Object Container Hierarchy

Escher has an object containership hierarchy similar to other drawing programs. At the root of the hierarchy is a drawing group object. There is one drawing group per client document. Drawing groups contain drawings. Drawings in turn contain shapes that are the objects that actually mark a page. Next to the drawings in a drawing group is a collection that contains the images and pictures used by the drawings. Escher keeps pictures in a separate collection to be able to incrementally load and save them.

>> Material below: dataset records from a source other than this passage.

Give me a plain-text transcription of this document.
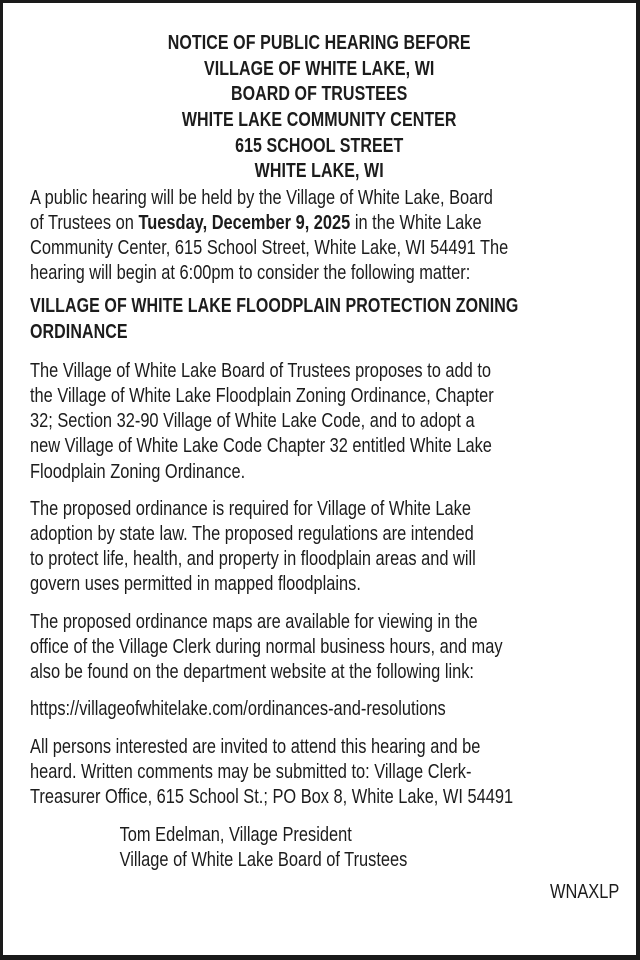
NOTICE OF PUBLIC HEARING BEFORE
VILLAGE OF WHITE LAKE, WI
BOARD OF TRUSTEES
WHITE LAKE COMMUNITY CENTER
615 SCHOOL STREET
WHITE LAKE, WI
A public hearing will be held by the Village of White Lake, Board
of Trustees on Tuesday, December 9, 2025 in the White Lake
Community Center, 615 School Street, White Lake, WI 54491 The
hearing will begin at 6:00pm to consider the following matter:
VILLAGE OF WHITE LAKE FLOODPLAIN PROTECTION ZONING
ORDINANCE
The Village of White Lake Board of Trustees proposes to add to
the Village of White Lake Floodplain Zoning Ordinance, Chapter
32; Section 32-90 Village of White Lake Code, and to adopt a
new Village of White Lake Code Chapter 32 entitled White Lake
Floodplain Zoning Ordinance.
The proposed ordinance is required for Village of White Lake
adoption by state law. The proposed regulations are intended
to protect life, health, and property in floodplain areas and will
govern uses permitted in mapped floodplains.
The proposed ordinance maps are available for viewing in the
office of the Village Clerk during normal business hours, and may
also be found on the department website at the following link:
https://villageofwhitelake.com/ordinances-and-resolutions
All persons interested are invited to attend this hearing and be
heard. Written comments may be submitted to: Village Clerk-
Treasurer Office, 615 School St.; PO Box 8, White Lake, WI 54491
Tom Edelman, Village President
Village of White Lake Board of Trustees
WNAXLP
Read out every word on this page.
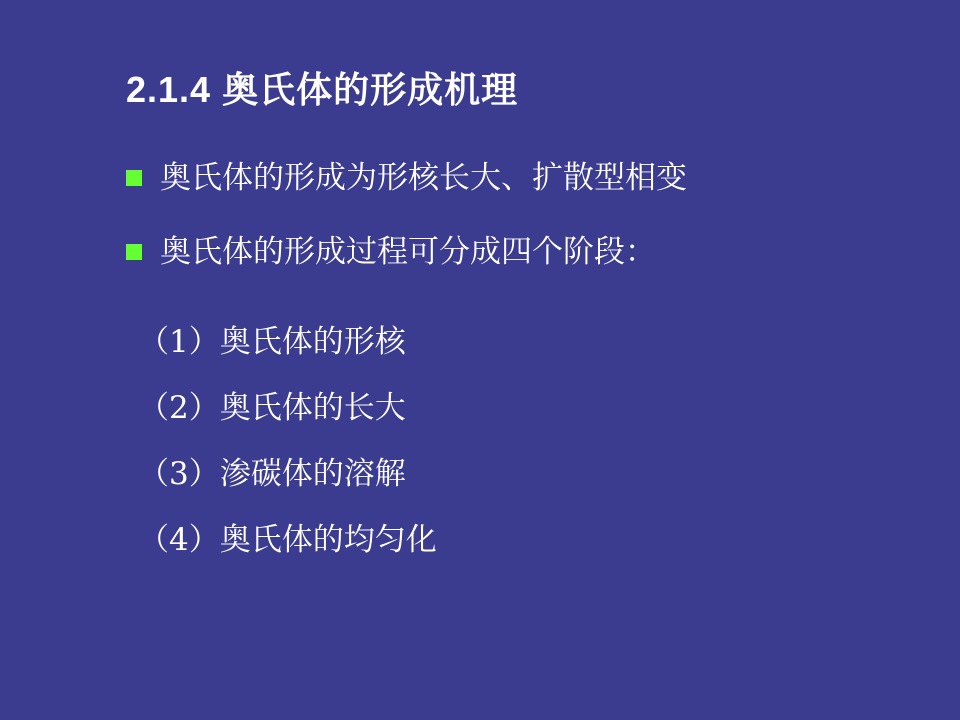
2.1.4 奥氏体的形成机理
奥氏体的形成为形核长大、扩散型相变
奥氏体的形成过程可分成四个阶段：
（1）奥氏体的形核
（2）奥氏体的长大
（3）渗碳体的溶解
（4）奥氏体的均匀化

Figure 1 -- Containership Hierarchy

A few other points are worth noting

  • Associated with each shape is a piece of client data that keeps the shape's anchor, text and OLE data, as well as host specific properties. The format of this structure is host-defined.
  • Shapes store their properties in a separate structure called a property table. The property table is basically a sorted list of property id-value pairs.
  • Each drawing group has a shape property table that stores the defaults for new shapes.
  • Each drawing has a collection of rules that govern the shapes in the drawing.
  • This object hierarchy does not exactly correspond to the record hierarchy in the file format. In the file format, drawings are not saved inside drawing groups, but in separate top-level containers. In this scheme, hosts can save drawing group information with per-document information, and save drawing information with per-sheet, per-slide, or per-page information.